Department of Computer Science, The University of Tokyo, 7-3-1 Hongo, Bunkyo-ku, Tokyo, 113-8656, Japan.
Human Genome Center, the Institute of Medical Science, The University of Tokyo, 4-6-1 Shirokanedai, Minato-ku, Tokyo, 108-8639, Japan.
BMC Bioinformatics. 2021 Jun 2;22(Suppl 6):128. doi: 10.1186/s12859-021-03999-8.
Understanding the functional effects of non-coding variants is important as they are often associated with gene-expression alteration and disease development. Over the past few years, many computational tools have been developed to predict their functional impact. However, the intrinsic difficulty in dealing with the scarcity of data leads to the necessity to further improve the algorithms. In this work, we propose a novel method, employing a semi-supervised deep-learning model with pseudo labels, which takes advantage of learning from both experimentally annotated and unannotated data.

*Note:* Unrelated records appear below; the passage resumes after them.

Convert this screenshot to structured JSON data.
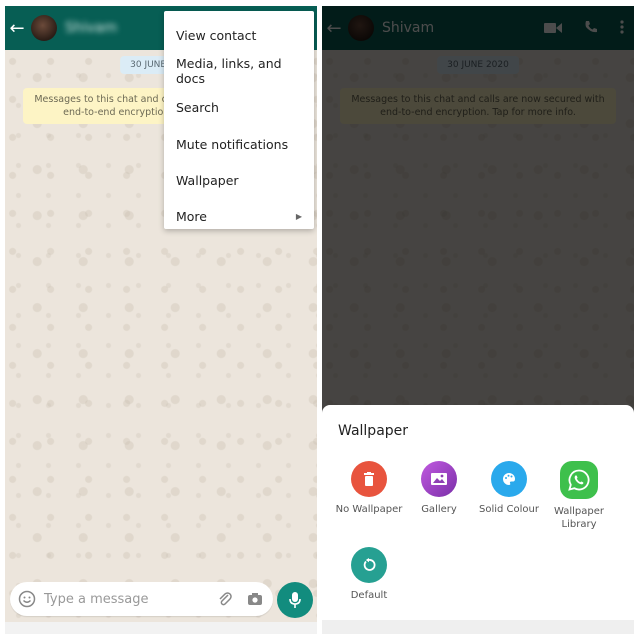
{
  "left": {
    "contact_name": "Shivam",
    "date_chip": "30 JUNE 2020",
    "secure_notice": "Messages to this chat and calls are now secured with end-to-end encryption. Tap for more info.",
    "menu": {
      "items": [
        {
          "label": "View contact"
        },
        {
          "label": "Media, links, and docs"
        },
        {
          "label": "Search"
        },
        {
          "label": "Mute notifications"
        },
        {
          "label": "Wallpaper"
        },
        {
          "label": "More",
          "submenu_icon": "arrow-right-icon"
        }
      ]
    },
    "input": {
      "placeholder": "Type a message"
    },
    "icons": [
      "back-arrow-icon",
      "emoji-icon",
      "attach-icon",
      "camera-icon",
      "mic-icon"
    ]
  },
  "right": {
    "contact_name": "Shivam",
    "date_chip": "30 JUNE 2020",
    "secure_notice": "Messages to this chat and calls are now secured with end-to-end encryption. Tap for more info.",
    "header_icons": [
      "video-call-icon",
      "voice-call-icon",
      "more-vert-icon"
    ],
    "sheet": {
      "title": "Wallpaper",
      "options": [
        {
          "label": "No Wallpaper",
          "color": "#e8543e",
          "icon": "trash-icon"
        },
        {
          "label": "Gallery",
          "color": "#8e3fb4",
          "icon": "image-icon"
        },
        {
          "label": "Solid Colour",
          "color": "#2aa9ec",
          "icon": "palette-icon"
        },
        {
          "label": "Wallpaper Library",
          "color": "#3ec04c",
          "icon": "whatsapp-icon"
        },
        {
          "label": "Default",
          "color": "#26a092",
          "icon": "reset-icon"
        }
      ]
    }
  }
}
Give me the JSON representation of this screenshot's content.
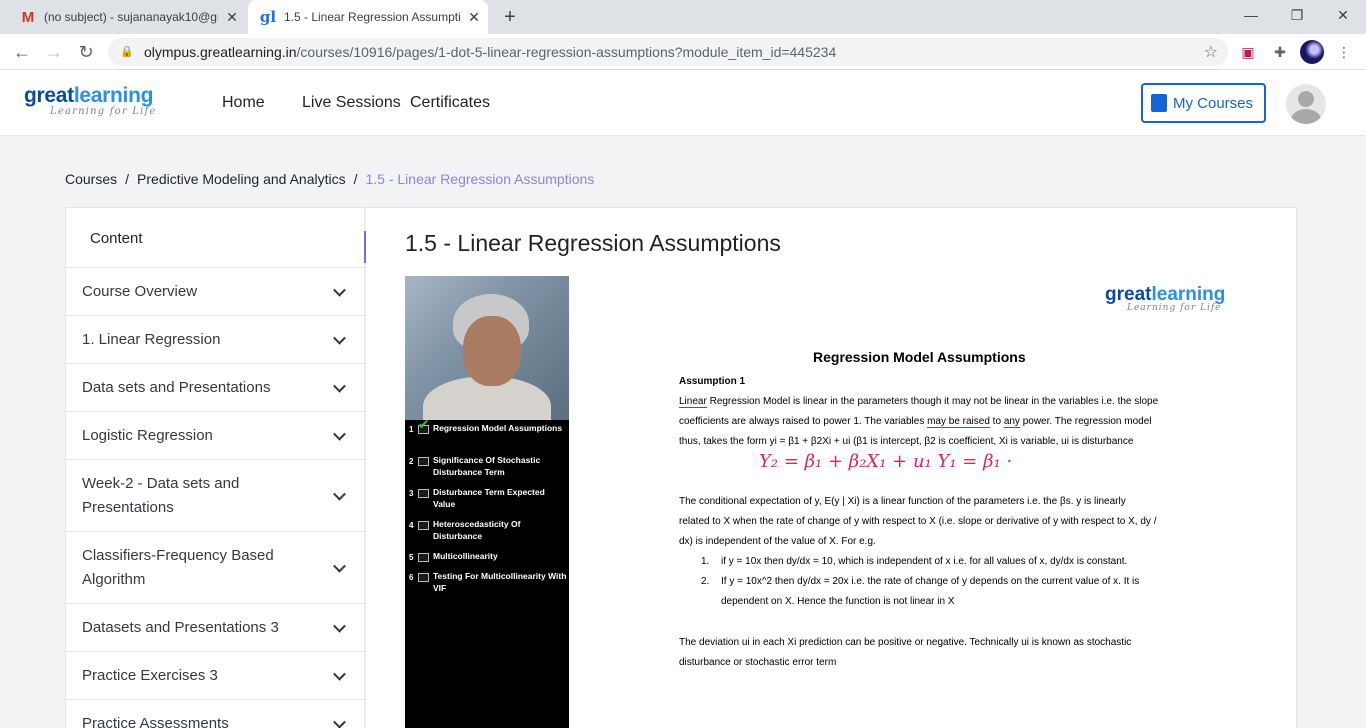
{
  "browser": {
    "tabs": [
      {
        "title": "(no subject) - sujananayak10@gr",
        "icon": "gmail-icon",
        "active": false
      },
      {
        "title": "1.5 - Linear Regression Assumptio",
        "icon": "greatlearning-icon",
        "active": true
      }
    ],
    "new_tab": "+",
    "window_controls": {
      "minimize": "—",
      "restore": "❐",
      "close": "✕"
    },
    "url_host": "olympus.greatlearning.in",
    "url_path": "/courses/10916/pages/1-dot-5-linear-regression-assumptions?module_item_id=445234"
  },
  "site": {
    "logo_word1": "great",
    "logo_word2": "learning",
    "logo_tagline": "Learning for Life",
    "nav": [
      "Home",
      "Live Sessions",
      "Certificates"
    ],
    "my_courses": "My Courses",
    "colors": {
      "primary": "#1565d8",
      "accent": "#6e6cf2",
      "breadcrumb_current": "#8b84e0"
    }
  },
  "breadcrumb": {
    "items": [
      "Courses",
      "Predictive Modeling and Analytics"
    ],
    "current": "1.5 - Linear Regression Assumptions",
    "separator": "/"
  },
  "sidebar": {
    "heading": "Content",
    "items": [
      {
        "label": "Course Overview"
      },
      {
        "label": "1. Linear Regression"
      },
      {
        "label": "Data sets and Presentations"
      },
      {
        "label": "Logistic Regression"
      },
      {
        "label": "Week-2 - Data sets and Presentations"
      },
      {
        "label": "Classifiers-Frequency Based Algorithm"
      },
      {
        "label": "Datasets and Presentations 3"
      },
      {
        "label": "Practice Exercises 3"
      },
      {
        "label": "Practice Assessments"
      }
    ],
    "collapse_label": "«"
  },
  "page": {
    "title": "1.5 - Linear Regression Assumptions"
  },
  "video_toc": [
    {
      "num": "1",
      "label": "Regression Model Assumptions",
      "checked": true
    },
    {
      "num": "2",
      "label": "Significance Of Stochastic Disturbance Term",
      "checked": false
    },
    {
      "num": "3",
      "label": "Disturbance Term Expected Value",
      "checked": false
    },
    {
      "num": "4",
      "label": "Heteroscedasticity Of Disturbance",
      "checked": false
    },
    {
      "num": "5",
      "label": "Multicollinearity",
      "checked": false
    },
    {
      "num": "6",
      "label": "Testing For Multicollinearity With VIF",
      "checked": false
    }
  ],
  "slide": {
    "heading": "Regression Model Assumptions",
    "assumption_label": "Assumption 1",
    "p1_a": "Linear",
    "p1_b": " Regression Model is linear in the parameters though it may not be linear in the variables i.e. the slope coefficients are always raised to power 1. The variables ",
    "p1_c": "may be raised",
    "p1_d": " to ",
    "p1_e": "any",
    "p1_f": " power. The regression model thus, takes the form   yi = β1 + β2Xi  + ui  (β1 is intercept, β2 is coefficient, Xi is variable, ui is disturbance",
    "handwriting": "Y₂ = β₁ + β₂X₁ + u₁      Y₁ = β₁ ·",
    "p2": "The conditional expectation of y, E(y | Xi) is a linear function of the parameters i.e. the βs. y is linearly related to X when the rate of change of y with respect to X (i.e. slope or derivative of y with respect to X,  dy / dx) is independent of the value of X.  For e.g.",
    "list": [
      {
        "num": "1.",
        "text": "if  y = 10x  then dy/dx  = 10, which is independent of x i.e. for all values of x, dy/dx is constant."
      },
      {
        "num": "2.",
        "text": "If y = 10x^2  then dy/dx = 20x i.e. the rate of change of y depends on the current value of x. It is dependent on X. Hence the function is not linear in X"
      }
    ],
    "p3": "The deviation ui in each Xi prediction can be positive or negative. Technically  ui is known as stochastic disturbance or stochastic error term"
  }
}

We prepared known functional non-coding variants with histone marks, DNA accessibility, and sequence context in GM12878, HepG2, and K562 cell lines. Applying our method to the dataset demonstrated its outstanding performance, compared with that of existing tools. Our results also indicated that the semi-supervised model with pseudo labels achieves higher predictive performance than the supervised model without pseudo labels. Interestingly, a model trained with the data in a certain cell line is unlikely to succeed in other cell lines, which implies the cell-type-specific nature of the non-coding variants. Remarkably, we found that DNA accessibility significantly contributes to the functional consequence of variants, which suggests the importance of open chromatin conformation prior to establishing the interaction of non-coding variants with gene regulation.
The semi-supervised deep learning model coupled with pseudo labeling has advantages in studying with limited datasets, which is not unusual in biology. Our study provides an effective approach in finding non-coding mutations potentially associated with various biological phenomena, including human diseases.
理解非编码变异的功能效应很重要,因为它们通常与基因表达改变和疾病发展有关。在过去的几年中,已经开发出许多计算工具来预测它们的功能影响。然而,处理数据稀缺性的固有困难导致需要进一步改进算法。在这项工作中,我们提出了一种新的方法,采用具有伪标签的半监督深度学习模型,利用来自实验注释和未注释数据的学习。
我们在 GM12878、HepG2 和 K562 细胞系中准备了具有组蛋白标记、DNA 可及性和序列上下文的已知功能非编码变体。将我们的方法应用于数据集表明,与现有工具相比,它具有出色的性能。我们的结果还表明,具有伪标签的半监督模型比没有伪标签的监督模型具有更高的预测性能。有趣的是,在特定细胞系中训练的模型不太可能在其他细胞系中成功,这意味着非编码变体具有细胞类型特异性。值得注意的是,我们发现 DNA 可及性对变体的功能后果有显著贡献,这表明在建立非编码变体与基因调控相互作用之前,开放染色质构象的重要性。
结合伪标签的半监督深度学习模型在处理有限数据集方面具有优势,这在生物学中并不罕见。我们的研究为寻找与各种生物学现象(包括人类疾病)相关的非编码突变提供了一种有效方法。